With little fanfare, and as little review, new travel rules went into effect on the 19th of February that may have a profound effect on the ability and willingness of Americans to travel abroad.
The Department of Homeland Security has placed an odious new requirement on international air travel to, from, and over the United States. Where previously passenger lists had to be supplied to DHS within 15 minutes of a US bound flight taking off, now those lists must be made available in advance and every passenger must be given "permission" by DHS to board the flight in question. Think about that for a second. A passport is no longer sufficient to allow you to travel abroad, and DHS have given themselves the ability to deny you reentry to the United States...indefinitely.
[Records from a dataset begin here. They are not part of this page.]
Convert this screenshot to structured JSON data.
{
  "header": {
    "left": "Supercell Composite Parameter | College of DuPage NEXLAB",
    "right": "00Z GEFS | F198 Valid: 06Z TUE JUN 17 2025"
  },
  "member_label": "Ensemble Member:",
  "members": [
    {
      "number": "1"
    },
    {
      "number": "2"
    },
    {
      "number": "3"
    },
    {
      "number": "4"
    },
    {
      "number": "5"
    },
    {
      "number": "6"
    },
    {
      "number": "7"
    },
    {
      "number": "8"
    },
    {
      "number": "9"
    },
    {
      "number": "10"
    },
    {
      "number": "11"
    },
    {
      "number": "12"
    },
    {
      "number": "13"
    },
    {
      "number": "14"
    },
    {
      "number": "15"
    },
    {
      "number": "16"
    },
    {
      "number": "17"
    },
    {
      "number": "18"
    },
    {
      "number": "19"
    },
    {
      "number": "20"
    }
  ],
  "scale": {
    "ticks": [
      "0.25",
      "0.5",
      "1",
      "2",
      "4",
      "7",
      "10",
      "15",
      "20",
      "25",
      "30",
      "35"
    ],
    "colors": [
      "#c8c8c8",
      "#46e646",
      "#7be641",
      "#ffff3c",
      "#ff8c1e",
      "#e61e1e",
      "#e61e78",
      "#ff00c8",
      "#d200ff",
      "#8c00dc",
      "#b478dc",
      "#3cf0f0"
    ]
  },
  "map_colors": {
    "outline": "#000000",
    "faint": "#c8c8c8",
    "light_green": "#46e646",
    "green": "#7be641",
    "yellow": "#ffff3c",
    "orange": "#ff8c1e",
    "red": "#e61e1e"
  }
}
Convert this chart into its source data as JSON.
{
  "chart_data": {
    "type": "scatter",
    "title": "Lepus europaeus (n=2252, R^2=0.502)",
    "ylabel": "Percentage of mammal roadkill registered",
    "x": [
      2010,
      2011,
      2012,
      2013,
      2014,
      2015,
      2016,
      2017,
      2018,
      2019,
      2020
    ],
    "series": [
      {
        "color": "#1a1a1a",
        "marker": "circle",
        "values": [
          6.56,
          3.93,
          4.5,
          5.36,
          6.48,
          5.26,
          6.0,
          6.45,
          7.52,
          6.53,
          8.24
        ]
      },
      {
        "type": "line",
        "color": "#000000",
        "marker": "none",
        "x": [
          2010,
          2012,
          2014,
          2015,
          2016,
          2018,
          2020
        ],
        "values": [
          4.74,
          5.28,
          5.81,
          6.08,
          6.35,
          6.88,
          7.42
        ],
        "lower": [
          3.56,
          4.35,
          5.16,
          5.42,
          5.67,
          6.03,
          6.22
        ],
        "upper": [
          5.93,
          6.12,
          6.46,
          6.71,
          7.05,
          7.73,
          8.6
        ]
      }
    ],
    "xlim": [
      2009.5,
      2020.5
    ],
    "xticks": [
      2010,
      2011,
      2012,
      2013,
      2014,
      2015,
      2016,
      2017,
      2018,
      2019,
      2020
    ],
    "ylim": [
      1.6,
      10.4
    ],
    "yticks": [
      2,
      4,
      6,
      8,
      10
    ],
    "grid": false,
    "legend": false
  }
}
Though most people don't know this the right to travel and, more specifically, the right to return to one's country of origin is guaranteed by the UN Universal Declaration of Human Rights, to which the United States is a signatory. So these new rules are, in effect, a violation of treaties and by extension, the United States Constitution that requires that treaties be treated as the 'law of the land'.
Though...the small matter of treaty violations doesn't seem to bother DHS who've taken this nonsense one step further. They've added new procedural rules that require Customs and Border Protection officers to reject oral declarations of citizenship from people attempting to cross into the US by land. Now...two forms of identification that can establish citizenship will be required, presumably your passport and one other, such as a birth certificate. I don't know about you, but I'm not in the habit of carrying my birth certificate with me when I travel abroad.
So in the end the question is: When the Feds start using these rules to deny reentry to "troublemakers" (and they will), what recourse does the newly "stateless" person have?